In general I'm fine with replacing instead of updating the deployment, but I would like to create the new deployment first, and only destroy the old one after the new one is up and running in a healthy state.
e
I've read a GitHub issue about this, but can't find it. Do you know the issue URL?
s
when I modify the ConfigMap that my deployment uses, it apparently has to be destroyed first
do you have "deleteBeforeReplace: true" set on the ConfigMap? The default behavior of Pulumi should not be to delete the ConfigMap before creating the new one.
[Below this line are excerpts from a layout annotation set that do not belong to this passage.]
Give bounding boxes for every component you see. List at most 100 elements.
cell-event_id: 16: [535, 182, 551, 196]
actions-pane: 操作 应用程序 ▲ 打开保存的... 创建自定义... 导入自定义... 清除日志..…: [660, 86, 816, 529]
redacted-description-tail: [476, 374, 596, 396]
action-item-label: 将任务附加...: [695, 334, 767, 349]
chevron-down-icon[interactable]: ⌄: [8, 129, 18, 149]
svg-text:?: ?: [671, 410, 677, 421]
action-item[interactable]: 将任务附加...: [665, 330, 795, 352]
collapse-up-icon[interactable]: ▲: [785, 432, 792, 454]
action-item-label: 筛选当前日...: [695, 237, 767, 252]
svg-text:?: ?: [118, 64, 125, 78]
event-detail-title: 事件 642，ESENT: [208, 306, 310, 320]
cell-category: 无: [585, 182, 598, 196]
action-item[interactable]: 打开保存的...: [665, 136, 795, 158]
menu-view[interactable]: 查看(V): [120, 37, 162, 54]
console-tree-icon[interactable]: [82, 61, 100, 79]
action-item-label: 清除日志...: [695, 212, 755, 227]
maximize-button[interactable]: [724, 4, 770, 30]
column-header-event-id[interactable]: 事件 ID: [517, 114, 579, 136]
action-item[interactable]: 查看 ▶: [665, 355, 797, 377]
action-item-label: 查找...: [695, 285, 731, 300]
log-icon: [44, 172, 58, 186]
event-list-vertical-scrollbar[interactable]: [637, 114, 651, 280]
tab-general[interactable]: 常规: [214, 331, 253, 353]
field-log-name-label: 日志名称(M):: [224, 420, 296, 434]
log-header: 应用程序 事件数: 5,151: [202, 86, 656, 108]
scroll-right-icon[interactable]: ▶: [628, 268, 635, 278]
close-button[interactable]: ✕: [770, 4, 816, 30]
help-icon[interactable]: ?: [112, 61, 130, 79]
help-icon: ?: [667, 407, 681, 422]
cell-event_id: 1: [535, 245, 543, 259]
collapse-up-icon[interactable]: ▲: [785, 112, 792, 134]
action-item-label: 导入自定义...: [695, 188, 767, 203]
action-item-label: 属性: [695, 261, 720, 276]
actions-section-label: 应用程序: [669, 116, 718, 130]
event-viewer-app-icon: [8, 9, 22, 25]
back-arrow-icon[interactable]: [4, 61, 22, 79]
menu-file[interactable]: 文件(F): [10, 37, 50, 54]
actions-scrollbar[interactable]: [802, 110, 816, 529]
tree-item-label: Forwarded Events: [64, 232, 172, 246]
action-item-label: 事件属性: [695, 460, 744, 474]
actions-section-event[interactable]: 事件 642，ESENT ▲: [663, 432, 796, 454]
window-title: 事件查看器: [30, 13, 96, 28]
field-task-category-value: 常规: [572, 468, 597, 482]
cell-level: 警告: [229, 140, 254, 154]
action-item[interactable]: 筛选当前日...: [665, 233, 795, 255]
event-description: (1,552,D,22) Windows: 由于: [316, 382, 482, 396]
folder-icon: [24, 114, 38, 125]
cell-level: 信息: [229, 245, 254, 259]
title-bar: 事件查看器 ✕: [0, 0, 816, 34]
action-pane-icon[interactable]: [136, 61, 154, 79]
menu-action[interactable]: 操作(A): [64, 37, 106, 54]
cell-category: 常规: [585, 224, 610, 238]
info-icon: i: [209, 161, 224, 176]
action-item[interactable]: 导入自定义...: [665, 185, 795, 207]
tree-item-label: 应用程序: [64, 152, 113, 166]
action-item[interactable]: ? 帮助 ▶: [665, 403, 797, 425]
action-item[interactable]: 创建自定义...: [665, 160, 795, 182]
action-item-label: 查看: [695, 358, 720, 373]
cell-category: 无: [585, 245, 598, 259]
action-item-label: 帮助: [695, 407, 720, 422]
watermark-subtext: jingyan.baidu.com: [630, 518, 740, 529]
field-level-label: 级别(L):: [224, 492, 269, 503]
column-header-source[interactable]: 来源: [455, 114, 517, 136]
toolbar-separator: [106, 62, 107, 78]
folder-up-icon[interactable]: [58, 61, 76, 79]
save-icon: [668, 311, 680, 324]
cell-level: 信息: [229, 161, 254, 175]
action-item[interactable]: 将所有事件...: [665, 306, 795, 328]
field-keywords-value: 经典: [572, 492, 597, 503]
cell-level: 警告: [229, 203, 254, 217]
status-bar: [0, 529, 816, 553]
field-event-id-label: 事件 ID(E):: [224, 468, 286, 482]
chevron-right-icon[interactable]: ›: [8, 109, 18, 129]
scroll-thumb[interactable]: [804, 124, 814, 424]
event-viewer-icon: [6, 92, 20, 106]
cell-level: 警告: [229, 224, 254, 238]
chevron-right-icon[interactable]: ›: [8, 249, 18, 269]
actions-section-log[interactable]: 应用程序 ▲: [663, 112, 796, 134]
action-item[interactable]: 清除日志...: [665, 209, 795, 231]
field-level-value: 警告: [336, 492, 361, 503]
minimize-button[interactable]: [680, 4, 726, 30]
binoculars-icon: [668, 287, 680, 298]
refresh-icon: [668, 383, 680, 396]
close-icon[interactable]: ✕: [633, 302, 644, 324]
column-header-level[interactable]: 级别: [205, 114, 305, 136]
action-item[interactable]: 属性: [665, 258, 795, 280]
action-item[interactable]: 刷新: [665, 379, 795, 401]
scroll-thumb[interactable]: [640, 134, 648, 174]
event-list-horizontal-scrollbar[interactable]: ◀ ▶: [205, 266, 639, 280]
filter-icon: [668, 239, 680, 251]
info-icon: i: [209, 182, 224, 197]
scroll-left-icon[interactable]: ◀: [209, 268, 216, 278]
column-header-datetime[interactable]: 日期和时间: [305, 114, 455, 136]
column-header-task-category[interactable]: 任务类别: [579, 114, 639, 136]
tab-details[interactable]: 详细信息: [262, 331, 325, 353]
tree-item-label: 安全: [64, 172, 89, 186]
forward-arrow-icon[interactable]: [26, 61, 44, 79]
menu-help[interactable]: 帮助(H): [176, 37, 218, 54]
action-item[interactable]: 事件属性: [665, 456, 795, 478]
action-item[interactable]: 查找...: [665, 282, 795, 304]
Pulumi should create the new ConfigMap, trigger a rolling update on the Deployment, and if successful, lastly delete the old ConfigMap.
q
No, I haven't touched that one.. but apparently Pulumi uses that strategy by default in this case 😅
Ah.. 😂 I had originally copied parts of the Pulumi code from elsewhere, and it was setting a hardcoded name for the ConfigMap resource in Kubernetes, thus forcing a delete-before-replace:
Copy code
config = k8s.core.v1.ConfigMap(
    f"{app_name}-config",
    metadata=k8s.meta.v1.ObjectMetaArgs(
        name=f"{app_name}-config",
    ),
    data={...},
)
Once I removed that, to let it pick an autogenerated suffix for the name, things work as I expected, just doing an update of the deployment instead 🎉
m
Just for the records: The update of the content of the CM has to be handled from the app itself. Thats, why having the name with a hash (like kustomize is doing too on secrets and cm) is handy if you want the redeploy of the pod to pickup the changes due to no app intern mechanism.